I have just finished the first year of my PhD studies in Detlev Arendt’s group at the European Molecular Biology Laboratory in Heidelberg, Germany. We are trying to understand how the brain evolved. The human brain is very complex with many subunits, but it started off as a simple organ and gradually evolved into something more complex. The last ancestor of humans (and many other species) that had this simplistic brain is what interests me, because I would like to know how it all began.

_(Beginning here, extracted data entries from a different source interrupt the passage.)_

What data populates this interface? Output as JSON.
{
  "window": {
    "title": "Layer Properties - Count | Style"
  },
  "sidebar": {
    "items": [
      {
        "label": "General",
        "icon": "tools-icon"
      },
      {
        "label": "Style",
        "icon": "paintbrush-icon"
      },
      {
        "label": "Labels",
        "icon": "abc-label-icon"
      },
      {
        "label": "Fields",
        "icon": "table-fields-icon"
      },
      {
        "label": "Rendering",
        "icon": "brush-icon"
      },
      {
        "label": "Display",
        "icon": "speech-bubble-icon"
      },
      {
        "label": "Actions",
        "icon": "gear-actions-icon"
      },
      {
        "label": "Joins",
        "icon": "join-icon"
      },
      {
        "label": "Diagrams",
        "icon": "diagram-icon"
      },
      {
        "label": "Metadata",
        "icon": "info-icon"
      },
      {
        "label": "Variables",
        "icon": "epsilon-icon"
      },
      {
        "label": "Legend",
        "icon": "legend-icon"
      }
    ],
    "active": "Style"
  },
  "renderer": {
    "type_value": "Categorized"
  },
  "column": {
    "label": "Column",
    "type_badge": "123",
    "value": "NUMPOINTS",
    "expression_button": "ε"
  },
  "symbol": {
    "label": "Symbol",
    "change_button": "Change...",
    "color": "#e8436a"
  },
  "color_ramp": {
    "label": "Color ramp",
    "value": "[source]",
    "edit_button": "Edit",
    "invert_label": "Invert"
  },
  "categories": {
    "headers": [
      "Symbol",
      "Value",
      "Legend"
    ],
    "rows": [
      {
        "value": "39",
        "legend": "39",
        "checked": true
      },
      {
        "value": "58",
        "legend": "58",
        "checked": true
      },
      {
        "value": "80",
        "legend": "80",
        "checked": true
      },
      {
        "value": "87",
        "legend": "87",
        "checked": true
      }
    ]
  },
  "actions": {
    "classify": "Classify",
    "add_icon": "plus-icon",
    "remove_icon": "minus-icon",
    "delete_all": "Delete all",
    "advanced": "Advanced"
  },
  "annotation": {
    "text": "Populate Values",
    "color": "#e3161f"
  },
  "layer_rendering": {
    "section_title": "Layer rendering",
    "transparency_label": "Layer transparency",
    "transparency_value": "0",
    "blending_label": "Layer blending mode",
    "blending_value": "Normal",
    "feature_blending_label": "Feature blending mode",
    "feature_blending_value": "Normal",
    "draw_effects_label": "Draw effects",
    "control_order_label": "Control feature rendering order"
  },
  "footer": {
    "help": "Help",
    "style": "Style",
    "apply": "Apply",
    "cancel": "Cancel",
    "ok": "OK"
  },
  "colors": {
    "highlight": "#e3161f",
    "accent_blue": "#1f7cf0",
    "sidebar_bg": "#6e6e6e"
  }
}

This is why I am working on a sea worm called Platynereis dumerilii, which we think is quite similar to this last ancestor. In particular I am looking at the hypothalamus, a part of the brain that is very ancient in terms of the functions that it controls: thirst, hunger, sex drive, reproduction, aggression and other basic functions. I want to find out how a chemical pathway that is crucial for the development of the brain in the embryo works in this worm. We can then compare it with the pathway in other organisms to see what has changed during evolution.
Are you happy with your choice to go into research?
I love what I am doing and I really like the room for creativity in science. You get to design your own experiments, and obtaining a result from an experiment that you designed yourself is very rewarding. This is also what keeps me going in periods when I am working hard but getting no results at all. This can be a bit frustrating sometimes, but the feeling when you achieve what you are aiming for is so great that I would never exchange my work for any other.
And what are your plans for the future?
If everything goes well, I would love to lead my own laboratory at some point and also to teach students, either at university or even at school.
That sounds like another thing that might have been inspired by your biology teacher.
Yes, definitely. This man has influenced my life so much and helped me to find my way. I would love to be able to do something similar for other people one day.
For me as a primary school teacher constantly trying to find different and creative ways to inspire my pupils, the article was a refreshing read. So often in teaching, amidst all the planning, marking and assessment, it is possible to lose sight of the wider goal of developing a child’s curiosity about and engagement with their environment. Fay’s experience served to give me a welcome reminder.
Without too much science terminology, it hits a satisfying target in giving the view of teaching from the other side. To read about the inspiration given by one teacher – inspiration that changed lives and widened horizons – makes me aim to do this in my own teaching. I will continue to grasp the moment, to stray a little from the formal curriculum, and to tell the story around the science, reinforced by the knowledge that it can and does make a difference.